Разговор иногда приходилось прерывать: Вася Жилкин бегал в свою землянку, чтобы проверить, спит ли сестренка Майка. Гаврик ходил на МТФ за молоком — Нюське на кашу. А Саша Котиков, который не был ничем обременен по дому, сбегал к Мише в мастерские и принес оттуда свежеобструганное легкое древко для флажка.
Гаврик пробрался в землянку, вынес оттуда Нюськину красную косынку, привязал ее к концу древка.
— На крышу флажок выставим завтра.
Пришла Наташа и привела с собой маленького брата — Борьку. Первые слова, которые пробубнил Борька Копылов, увидев Гаврика, Васю и Сашу, были:
— Они — плохие! Я не хочу их!
Расставив короткие ноги, обутые в туфли из шинельного серого сукна, Борька стал реветь. Ревел он, правда, фальшиво, без слез, но очень громко, изо всех сил раздувая широкие щеки. От его гудящего крика проснулась Нюська, вышла из землянки и, заметив на древке свою косынку, со слезами набросилась на Гаврика.
Под совместный плач Борьки и Нюськи Гаврик пожаловался своим друзьям:
— И чего это дети так не скоро растут?.. Или бы уж все время спали и не мешали нам делать дело.

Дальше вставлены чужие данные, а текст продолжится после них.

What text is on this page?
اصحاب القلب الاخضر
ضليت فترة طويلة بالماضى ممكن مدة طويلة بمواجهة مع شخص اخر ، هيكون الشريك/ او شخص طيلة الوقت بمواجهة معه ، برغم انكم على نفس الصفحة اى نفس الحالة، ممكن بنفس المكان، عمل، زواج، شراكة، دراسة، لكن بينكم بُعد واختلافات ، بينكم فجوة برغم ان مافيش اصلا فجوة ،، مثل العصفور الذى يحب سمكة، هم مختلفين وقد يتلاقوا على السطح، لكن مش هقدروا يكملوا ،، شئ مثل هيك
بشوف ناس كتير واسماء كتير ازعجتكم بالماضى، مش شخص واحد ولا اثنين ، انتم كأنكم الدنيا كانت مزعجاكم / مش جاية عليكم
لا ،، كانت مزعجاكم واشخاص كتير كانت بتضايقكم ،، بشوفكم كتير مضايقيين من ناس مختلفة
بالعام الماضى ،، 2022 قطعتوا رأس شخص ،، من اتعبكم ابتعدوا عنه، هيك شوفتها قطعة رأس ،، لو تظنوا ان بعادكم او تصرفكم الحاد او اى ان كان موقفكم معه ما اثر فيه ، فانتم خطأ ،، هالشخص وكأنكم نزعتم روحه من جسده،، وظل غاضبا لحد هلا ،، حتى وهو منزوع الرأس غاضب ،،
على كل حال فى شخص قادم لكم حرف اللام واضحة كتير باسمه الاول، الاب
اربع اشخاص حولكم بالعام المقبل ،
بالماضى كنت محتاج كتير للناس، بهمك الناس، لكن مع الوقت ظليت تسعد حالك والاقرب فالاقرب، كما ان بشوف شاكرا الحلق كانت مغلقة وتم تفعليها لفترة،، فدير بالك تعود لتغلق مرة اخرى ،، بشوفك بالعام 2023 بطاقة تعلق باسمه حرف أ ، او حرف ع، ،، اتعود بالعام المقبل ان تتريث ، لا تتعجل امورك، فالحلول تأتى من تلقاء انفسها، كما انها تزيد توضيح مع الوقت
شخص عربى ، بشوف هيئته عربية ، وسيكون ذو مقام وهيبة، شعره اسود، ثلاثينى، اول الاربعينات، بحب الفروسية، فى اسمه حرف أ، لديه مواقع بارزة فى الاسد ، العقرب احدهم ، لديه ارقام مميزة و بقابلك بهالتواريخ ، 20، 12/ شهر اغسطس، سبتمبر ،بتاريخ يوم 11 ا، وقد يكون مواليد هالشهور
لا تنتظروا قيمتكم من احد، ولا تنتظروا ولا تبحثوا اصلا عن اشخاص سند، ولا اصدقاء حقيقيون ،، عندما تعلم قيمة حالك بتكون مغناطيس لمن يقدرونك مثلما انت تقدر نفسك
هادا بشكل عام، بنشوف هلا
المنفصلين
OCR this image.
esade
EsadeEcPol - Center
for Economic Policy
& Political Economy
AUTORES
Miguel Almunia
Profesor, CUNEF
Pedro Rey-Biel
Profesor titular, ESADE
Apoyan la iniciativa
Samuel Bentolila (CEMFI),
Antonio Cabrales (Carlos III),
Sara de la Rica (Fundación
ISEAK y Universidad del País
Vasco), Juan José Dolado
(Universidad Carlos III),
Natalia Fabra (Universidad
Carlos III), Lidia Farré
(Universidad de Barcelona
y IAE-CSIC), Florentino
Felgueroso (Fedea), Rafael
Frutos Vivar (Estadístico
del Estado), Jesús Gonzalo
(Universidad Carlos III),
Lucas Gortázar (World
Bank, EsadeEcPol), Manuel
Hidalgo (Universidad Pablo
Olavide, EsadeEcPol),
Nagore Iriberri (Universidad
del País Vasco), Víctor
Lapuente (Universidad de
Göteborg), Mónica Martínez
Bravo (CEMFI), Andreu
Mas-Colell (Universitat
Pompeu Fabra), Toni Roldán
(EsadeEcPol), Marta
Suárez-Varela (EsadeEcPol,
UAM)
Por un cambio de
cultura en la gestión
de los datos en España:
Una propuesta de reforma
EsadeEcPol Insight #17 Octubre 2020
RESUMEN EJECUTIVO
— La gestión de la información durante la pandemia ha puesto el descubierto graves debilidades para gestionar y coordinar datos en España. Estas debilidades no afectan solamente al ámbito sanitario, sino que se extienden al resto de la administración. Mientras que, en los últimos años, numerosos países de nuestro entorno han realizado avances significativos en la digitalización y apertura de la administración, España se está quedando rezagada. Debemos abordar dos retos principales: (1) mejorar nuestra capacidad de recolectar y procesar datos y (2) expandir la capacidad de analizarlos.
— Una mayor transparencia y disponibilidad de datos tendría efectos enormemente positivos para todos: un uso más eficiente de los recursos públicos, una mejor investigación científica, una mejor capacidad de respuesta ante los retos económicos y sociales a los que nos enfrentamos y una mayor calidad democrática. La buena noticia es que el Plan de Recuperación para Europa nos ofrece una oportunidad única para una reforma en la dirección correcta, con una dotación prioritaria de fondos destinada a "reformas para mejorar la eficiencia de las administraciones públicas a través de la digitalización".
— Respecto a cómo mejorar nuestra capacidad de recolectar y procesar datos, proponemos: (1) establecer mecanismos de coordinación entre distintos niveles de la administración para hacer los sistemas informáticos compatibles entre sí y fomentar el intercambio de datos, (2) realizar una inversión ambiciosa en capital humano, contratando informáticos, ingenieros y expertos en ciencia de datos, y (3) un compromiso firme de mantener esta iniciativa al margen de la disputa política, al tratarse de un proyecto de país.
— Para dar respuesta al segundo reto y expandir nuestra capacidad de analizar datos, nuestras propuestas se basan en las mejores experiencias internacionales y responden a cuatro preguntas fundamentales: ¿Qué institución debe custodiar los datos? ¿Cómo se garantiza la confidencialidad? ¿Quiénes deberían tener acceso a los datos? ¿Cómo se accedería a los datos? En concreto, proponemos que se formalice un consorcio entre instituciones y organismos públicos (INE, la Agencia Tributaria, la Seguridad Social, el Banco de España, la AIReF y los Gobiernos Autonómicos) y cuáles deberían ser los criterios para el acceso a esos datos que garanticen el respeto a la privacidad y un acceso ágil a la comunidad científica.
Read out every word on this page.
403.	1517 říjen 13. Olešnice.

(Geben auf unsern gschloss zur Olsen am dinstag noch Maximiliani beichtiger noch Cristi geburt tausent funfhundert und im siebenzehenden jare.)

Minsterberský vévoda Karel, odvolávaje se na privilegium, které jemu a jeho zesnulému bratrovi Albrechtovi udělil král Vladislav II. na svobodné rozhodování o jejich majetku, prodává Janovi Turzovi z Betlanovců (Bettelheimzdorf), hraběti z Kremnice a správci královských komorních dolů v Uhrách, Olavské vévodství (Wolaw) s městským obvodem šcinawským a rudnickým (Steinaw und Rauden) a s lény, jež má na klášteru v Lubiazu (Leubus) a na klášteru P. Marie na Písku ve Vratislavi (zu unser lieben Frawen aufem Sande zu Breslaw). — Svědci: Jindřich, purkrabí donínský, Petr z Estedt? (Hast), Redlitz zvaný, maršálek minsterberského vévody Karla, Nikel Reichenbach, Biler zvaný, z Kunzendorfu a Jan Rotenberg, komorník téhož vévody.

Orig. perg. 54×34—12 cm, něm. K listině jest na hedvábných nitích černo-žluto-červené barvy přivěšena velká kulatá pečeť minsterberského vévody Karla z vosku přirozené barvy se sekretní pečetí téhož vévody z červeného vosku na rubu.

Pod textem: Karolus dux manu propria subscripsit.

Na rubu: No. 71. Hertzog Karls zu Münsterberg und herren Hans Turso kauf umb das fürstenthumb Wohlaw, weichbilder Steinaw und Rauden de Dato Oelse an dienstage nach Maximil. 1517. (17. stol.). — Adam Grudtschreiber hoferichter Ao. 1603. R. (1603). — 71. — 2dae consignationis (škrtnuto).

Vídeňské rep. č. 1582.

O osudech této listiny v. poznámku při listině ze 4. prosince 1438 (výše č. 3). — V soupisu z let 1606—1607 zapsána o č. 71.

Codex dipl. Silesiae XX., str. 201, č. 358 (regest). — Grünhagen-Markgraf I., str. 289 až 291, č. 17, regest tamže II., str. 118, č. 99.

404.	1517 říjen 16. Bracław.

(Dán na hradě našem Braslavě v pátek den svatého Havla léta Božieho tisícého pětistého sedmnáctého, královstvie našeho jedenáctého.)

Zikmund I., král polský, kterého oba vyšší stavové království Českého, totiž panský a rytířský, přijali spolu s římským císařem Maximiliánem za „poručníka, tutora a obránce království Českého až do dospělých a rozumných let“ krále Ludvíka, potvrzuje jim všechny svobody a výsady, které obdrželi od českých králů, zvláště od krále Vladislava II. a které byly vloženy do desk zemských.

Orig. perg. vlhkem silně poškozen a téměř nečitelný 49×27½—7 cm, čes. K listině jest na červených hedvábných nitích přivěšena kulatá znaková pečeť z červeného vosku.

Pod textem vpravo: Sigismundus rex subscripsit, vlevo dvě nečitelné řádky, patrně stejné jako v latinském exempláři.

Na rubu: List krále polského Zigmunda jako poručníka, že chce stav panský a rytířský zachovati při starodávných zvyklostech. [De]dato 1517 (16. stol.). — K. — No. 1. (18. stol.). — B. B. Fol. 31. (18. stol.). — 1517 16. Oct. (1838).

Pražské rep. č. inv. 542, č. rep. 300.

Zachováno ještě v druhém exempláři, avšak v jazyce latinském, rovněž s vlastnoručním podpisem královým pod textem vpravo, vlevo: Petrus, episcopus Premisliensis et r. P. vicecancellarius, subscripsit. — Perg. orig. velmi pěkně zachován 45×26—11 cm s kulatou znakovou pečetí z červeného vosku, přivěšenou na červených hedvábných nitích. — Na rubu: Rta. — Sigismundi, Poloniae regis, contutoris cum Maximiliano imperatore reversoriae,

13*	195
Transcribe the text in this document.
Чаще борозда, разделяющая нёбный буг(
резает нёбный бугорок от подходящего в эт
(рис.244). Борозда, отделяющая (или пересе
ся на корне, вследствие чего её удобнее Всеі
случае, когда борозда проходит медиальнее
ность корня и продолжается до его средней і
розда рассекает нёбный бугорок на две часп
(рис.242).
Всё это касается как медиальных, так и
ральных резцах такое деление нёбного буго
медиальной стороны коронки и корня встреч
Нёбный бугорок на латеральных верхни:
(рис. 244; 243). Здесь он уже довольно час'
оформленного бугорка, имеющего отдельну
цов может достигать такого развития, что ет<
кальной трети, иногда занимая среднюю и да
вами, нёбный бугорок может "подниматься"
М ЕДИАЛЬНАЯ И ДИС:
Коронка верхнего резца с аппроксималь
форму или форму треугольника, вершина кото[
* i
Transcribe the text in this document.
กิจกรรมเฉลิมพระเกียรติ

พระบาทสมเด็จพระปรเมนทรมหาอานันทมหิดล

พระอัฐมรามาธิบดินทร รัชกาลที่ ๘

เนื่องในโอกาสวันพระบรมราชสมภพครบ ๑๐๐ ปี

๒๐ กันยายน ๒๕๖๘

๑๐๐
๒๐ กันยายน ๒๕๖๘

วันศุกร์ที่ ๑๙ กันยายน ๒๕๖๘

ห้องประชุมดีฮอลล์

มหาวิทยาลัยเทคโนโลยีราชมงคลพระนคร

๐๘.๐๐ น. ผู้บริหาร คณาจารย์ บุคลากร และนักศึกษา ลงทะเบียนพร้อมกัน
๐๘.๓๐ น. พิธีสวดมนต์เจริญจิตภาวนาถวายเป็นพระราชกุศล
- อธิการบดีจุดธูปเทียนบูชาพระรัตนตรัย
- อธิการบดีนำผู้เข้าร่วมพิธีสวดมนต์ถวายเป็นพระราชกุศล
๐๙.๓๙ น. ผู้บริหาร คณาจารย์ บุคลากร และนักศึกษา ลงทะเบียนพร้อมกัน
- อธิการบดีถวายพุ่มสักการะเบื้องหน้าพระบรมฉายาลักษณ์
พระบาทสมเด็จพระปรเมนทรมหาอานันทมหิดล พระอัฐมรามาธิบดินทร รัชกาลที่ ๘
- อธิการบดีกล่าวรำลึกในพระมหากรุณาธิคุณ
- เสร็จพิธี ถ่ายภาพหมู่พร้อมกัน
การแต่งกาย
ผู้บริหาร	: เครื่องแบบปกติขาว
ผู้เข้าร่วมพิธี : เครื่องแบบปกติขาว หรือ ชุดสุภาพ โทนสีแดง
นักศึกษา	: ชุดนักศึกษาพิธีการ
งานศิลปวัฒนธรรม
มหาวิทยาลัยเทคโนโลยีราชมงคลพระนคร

Сочувствуя товарищу, Наташа сказала:
— Сейчас, Гаврик, наведу порядок.
Засучив рукава, она с быстротой, удивившей Гаврика, нашла средство, чтобы забавить Борьку и Нюську. Первому она сердито сказала, что Гаврик и в самом деле плохой и от него надо поскорей уходить. Нюське же она отдала косынку и, вытерев ей заплаканные глаза, прошептала:
— Мамка придет и Гаврика сделает хорошим. Мы пойдем за те вон камни, на солнышко. Оттуда ближе до мамки.
…Ребята составляли список товарищей, которые должны пойти в поход к Песчаному кургану. Осматривая склоны котловины, они переводили взгляды с одной землянки на другую. Отсюда все землянки, разбросанные по южному склону, казались желтыми плешинами на сивой полыни откосов и неотличимо походили одна на другую. Но по каким-то неуловимым приметам ребята безошибочно узнавали, кто в какой из них живет. В этой, например, о которой сейчас шла речь, жила Маня Маринкина, белобрысая девочка и такая веснушчатая, как будто ей лицо и руки маляр окропил суриком.
— Она же маленькая. Вы учтите, что до Песчаного кургана — три километра. Оттуда — тоже три. И не забудьте, что оттуда с грузом, — вразумлял своих помощников Гаврик.
— Она хоть и маленькая, а резвая, сильная, — говорил, точно просил, Вася Жилкин.
— Не знаю, не знаю, — отвечал Гаврик, все еще не решаясь Маню Маринкину вписывать в свою записную книжку.
— Она живет рядом с нами, сейчас качает нашу Майку, — спешил сказать Вася. Его черненькие, как жучки, глаза ежесекундно обращались за поддержкой к другу, к Саше Котикову, но Саша стоял прямой и хмурый и ни словом не поддержал товарища. Попав в помощники Гаврику, Саша так обрадовался этому, что во всем хотел соглашаться только с Гавриком, но не согласиться с Васей ему тоже нельзя было.
— Сашок, ну чего ты молчишь? — спросил его Вася.